Elle me regarda, affectée. Je tentai de revenir sur la prestation des artistes.

— Qui a joué le chef Morcan ?

— L’acteur le plus grand et le plus gros ! Ils l’ont rendu encore plus épais avec des chiffons, surtout au niveau du ventre. Il dodelinait en avançant et faisait moult grimaces. Là encore, la salle a beaucoup ri.

— Ils ont eu le temps de fabriquer un grand marteau ?

— Immense ! Le monstre a tué tout le monde avec, sauf vous. Vous avez tenu longtemps. Les acteurs ont dû temporiser, tellement vous étiez applaudie. Et toute la salle a été pétrifiée lorsqu’il a levé son arme contre vous. Ensuite, celui qu’on appelle Krys est arrivé.

— Il m’a sauvée en abattant le Morcan. Je me voyais morte.

— Cela s’est-il passé ainsi ? C’était vrai ?

— Les acteurs en rajoutent souvent mais, cette fois, ils n’en ont pas eu besoin. Ça s’est vraiment passé comme cela. Est-ce qu’ils ont montré qui m’a soignée ?

— Oui ! Après avoir tué le géant, Krys a défendu la brèche avec sa terrifiante épée qui tuait tout le monde. Quatre Galiens tombaient à chacun de ses coups ! (j’étouffai un rire). Ensuite il s’est occupé de vous. Et à la fin, il vous a portée jusque dans votre chambre. Tout le monde sifflait et le cherchait dans la salle. Puis il vous a soignée.

— Tu l’as repéré ?

— À ce moment-là, je ne savais pas où il était.

— Il n’y avait pas que Krys quand même ?

— Non, nous avons cherché aussi les immortels.

— C’est le terme immortel qui a été utilisé ?

— C’est celui qui a été utilisé par les ménestrels en tout cas. À la fin, nous avons acclamé les acteurs, les immortels, le général et tous les soldats. Les applaudissements ont duré longtemps. Ceux qui étaient applaudis ont été appelés à monter sur scène.

— Tous ?

— Les nobles ont envoyé quelques-uns des leurs. Les soldats, leurs officiers. La troupe de Krys aussi.

— Il y avait des femmes ?

— Oui.
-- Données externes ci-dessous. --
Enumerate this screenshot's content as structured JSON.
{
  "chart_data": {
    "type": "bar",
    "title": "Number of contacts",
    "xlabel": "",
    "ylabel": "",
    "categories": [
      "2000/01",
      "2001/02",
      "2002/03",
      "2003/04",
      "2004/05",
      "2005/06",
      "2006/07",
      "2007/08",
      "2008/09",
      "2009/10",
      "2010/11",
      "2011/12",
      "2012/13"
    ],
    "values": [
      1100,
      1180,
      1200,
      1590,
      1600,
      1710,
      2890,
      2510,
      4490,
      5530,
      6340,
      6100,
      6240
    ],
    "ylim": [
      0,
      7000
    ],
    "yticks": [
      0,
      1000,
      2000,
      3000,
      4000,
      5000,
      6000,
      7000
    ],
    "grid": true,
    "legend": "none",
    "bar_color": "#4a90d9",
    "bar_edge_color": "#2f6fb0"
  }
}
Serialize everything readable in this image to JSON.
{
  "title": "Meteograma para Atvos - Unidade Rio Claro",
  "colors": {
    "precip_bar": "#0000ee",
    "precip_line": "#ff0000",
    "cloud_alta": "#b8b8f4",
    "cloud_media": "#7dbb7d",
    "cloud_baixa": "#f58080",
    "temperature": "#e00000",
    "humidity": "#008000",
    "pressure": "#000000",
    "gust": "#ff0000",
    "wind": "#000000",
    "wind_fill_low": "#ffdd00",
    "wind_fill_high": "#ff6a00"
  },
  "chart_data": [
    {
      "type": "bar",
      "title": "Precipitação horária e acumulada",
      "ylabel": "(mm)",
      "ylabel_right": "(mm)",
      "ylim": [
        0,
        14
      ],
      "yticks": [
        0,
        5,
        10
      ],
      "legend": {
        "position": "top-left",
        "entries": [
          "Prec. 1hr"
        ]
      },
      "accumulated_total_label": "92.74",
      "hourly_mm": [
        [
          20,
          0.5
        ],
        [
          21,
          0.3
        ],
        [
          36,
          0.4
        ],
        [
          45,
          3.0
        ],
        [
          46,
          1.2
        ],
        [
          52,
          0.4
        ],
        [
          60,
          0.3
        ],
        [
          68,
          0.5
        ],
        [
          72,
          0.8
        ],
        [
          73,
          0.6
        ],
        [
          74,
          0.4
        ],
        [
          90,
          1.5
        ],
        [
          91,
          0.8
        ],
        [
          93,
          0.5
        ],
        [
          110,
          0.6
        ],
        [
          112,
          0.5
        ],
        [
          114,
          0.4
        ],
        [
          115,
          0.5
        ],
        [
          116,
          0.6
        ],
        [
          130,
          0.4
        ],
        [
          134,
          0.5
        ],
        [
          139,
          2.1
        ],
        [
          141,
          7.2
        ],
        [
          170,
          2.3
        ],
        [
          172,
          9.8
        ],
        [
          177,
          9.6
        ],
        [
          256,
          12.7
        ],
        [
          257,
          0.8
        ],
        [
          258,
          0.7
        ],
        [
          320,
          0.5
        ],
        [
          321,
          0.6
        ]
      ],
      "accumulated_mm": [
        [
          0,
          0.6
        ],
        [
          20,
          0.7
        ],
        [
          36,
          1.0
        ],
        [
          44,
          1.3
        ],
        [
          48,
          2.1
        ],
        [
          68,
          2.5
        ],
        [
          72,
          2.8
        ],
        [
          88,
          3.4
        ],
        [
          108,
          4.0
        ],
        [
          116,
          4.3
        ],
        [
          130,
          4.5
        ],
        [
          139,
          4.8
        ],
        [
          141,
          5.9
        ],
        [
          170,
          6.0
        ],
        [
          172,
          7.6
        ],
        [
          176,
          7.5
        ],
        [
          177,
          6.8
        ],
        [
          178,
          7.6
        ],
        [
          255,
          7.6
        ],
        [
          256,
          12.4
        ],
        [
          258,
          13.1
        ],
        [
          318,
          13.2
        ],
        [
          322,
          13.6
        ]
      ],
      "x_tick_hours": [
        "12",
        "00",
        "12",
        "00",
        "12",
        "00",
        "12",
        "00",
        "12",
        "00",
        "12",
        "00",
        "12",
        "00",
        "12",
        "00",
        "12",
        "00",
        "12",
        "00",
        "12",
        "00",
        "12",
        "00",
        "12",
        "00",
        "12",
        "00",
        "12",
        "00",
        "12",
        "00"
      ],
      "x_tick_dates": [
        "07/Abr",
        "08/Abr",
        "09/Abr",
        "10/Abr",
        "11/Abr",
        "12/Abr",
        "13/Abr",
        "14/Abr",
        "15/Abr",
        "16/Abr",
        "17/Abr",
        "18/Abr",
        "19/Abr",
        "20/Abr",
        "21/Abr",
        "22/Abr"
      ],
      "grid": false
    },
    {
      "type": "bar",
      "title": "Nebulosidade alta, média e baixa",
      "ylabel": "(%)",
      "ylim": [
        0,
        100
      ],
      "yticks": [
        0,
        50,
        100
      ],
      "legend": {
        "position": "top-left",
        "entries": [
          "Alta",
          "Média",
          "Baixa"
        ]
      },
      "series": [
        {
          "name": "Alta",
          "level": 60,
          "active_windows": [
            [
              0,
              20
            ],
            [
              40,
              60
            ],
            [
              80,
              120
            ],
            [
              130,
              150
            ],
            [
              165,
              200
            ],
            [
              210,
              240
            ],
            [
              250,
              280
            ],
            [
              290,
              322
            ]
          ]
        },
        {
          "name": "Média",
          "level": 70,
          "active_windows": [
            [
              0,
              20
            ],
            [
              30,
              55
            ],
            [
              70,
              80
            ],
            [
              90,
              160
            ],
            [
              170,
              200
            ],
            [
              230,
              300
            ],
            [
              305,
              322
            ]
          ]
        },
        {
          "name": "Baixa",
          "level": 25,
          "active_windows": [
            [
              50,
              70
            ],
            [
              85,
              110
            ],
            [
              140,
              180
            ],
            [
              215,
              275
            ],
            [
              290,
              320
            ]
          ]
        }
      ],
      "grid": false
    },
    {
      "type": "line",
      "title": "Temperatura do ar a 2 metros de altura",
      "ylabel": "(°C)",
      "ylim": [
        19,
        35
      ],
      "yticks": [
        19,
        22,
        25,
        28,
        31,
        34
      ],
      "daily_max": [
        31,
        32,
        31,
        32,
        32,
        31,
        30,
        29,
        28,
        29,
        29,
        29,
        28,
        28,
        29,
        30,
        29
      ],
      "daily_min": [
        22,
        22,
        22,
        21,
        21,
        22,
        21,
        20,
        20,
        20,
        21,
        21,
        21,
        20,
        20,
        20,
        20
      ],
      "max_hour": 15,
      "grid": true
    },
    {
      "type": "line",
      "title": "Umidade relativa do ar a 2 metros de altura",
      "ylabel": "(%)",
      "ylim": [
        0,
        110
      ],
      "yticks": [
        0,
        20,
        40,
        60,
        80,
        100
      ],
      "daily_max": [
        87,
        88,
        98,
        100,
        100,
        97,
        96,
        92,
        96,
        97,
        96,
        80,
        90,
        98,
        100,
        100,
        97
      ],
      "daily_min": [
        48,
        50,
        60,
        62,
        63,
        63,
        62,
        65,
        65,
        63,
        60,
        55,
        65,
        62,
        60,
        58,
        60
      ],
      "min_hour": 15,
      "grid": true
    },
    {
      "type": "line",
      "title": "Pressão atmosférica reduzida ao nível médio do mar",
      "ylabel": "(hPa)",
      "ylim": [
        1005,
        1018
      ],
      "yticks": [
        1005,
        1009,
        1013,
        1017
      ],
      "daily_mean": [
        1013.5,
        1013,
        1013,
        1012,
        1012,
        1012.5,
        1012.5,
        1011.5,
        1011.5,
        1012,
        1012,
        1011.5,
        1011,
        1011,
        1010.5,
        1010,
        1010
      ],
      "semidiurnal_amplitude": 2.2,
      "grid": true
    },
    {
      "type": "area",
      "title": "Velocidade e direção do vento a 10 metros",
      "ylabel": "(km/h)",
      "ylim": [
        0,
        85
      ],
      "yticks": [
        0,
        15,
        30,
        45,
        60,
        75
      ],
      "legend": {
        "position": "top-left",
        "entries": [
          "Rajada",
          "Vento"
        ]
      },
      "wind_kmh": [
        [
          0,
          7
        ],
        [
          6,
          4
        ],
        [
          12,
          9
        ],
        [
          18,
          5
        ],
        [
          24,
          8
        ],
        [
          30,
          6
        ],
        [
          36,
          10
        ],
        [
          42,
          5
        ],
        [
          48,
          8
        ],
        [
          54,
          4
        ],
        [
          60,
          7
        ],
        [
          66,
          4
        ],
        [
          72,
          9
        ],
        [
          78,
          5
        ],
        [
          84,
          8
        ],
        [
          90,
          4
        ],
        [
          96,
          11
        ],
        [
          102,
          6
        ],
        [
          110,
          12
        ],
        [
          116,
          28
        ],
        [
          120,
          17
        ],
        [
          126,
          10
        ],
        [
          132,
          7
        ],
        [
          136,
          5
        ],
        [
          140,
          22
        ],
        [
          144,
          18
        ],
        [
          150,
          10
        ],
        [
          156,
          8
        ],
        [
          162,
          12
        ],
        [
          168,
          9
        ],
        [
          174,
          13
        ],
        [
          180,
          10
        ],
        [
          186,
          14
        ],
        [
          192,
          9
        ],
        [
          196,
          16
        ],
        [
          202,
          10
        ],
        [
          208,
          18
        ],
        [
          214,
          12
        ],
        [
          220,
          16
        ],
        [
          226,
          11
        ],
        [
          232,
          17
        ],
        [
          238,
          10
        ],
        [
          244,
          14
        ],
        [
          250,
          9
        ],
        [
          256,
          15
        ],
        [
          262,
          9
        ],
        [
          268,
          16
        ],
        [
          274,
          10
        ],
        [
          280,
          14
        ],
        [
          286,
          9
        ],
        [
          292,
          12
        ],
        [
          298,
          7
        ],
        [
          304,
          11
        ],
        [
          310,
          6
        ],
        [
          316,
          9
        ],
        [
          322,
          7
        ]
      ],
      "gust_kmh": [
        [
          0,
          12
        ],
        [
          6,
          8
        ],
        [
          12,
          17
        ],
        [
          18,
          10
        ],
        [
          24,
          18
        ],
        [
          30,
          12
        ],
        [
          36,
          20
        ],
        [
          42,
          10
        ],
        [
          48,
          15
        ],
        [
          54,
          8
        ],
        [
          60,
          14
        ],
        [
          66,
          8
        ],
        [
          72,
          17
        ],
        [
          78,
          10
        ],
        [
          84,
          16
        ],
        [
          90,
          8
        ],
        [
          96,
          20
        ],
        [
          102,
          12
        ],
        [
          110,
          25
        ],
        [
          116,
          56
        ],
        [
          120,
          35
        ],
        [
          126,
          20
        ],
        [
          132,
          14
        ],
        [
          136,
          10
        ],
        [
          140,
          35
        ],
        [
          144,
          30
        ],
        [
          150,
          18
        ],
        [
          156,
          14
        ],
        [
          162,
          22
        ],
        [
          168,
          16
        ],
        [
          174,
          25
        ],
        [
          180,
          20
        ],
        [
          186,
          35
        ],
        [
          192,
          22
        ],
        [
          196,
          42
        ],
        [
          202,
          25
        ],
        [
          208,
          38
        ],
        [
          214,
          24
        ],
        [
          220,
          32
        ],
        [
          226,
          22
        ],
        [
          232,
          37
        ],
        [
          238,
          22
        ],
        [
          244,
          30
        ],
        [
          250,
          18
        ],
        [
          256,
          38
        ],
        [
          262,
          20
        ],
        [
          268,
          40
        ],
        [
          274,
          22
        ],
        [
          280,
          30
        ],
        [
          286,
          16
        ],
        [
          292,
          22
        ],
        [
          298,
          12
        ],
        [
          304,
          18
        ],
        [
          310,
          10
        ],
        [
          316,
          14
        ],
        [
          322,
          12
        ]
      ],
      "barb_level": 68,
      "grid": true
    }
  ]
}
Cela m’a fait plaisir. » Elle regarda ses pieds. « Mais j’ai entendu des gens qui critiquaient leur présence.

— Alors ils m’ont critiquée aussi.

— Cela, je ne l’ai pas entendu.

— Il y a eu un discours ?

— Oui, le général d’abord. Il a beaucoup insisté sur la persévérance des soldats et sur l’efficacité des renforts. Il a invité ensuite quelqu’un de l’équipe de Krys à parler.

— Qui s’est présenté ?

— Au début, ils se sont regardés et Krys a proposé à Hector de prendre la parole. Il a dit quelque chose comme : « Lorsque nous sommes arrivés sur la colline, face au fort, nous étions les spectateurs d’une bataille qui n’était pas la nôtre et qui semblait perdue d’avance. Mais Krys, ici présent, croyait qu’il était encore possible de vous venir en aide. Nous avons eu le plus grand mal à le suivre. Nous venions juste de quitter le territoire galien, ce n’était pas pour nous faire massacrer à peine franchie la frontière ! Et puis, soudain, Krys est parti. Il a dévalé la pente au galop. Nous nous sommes regardés et finalement, nous avons suivi. »

Allie temporisa. J’eus juste le temps d’assimiler le fait que, si Krys avait passé plus de temps à persuader les siens, je serais morte. Cette idée me glaça le sang.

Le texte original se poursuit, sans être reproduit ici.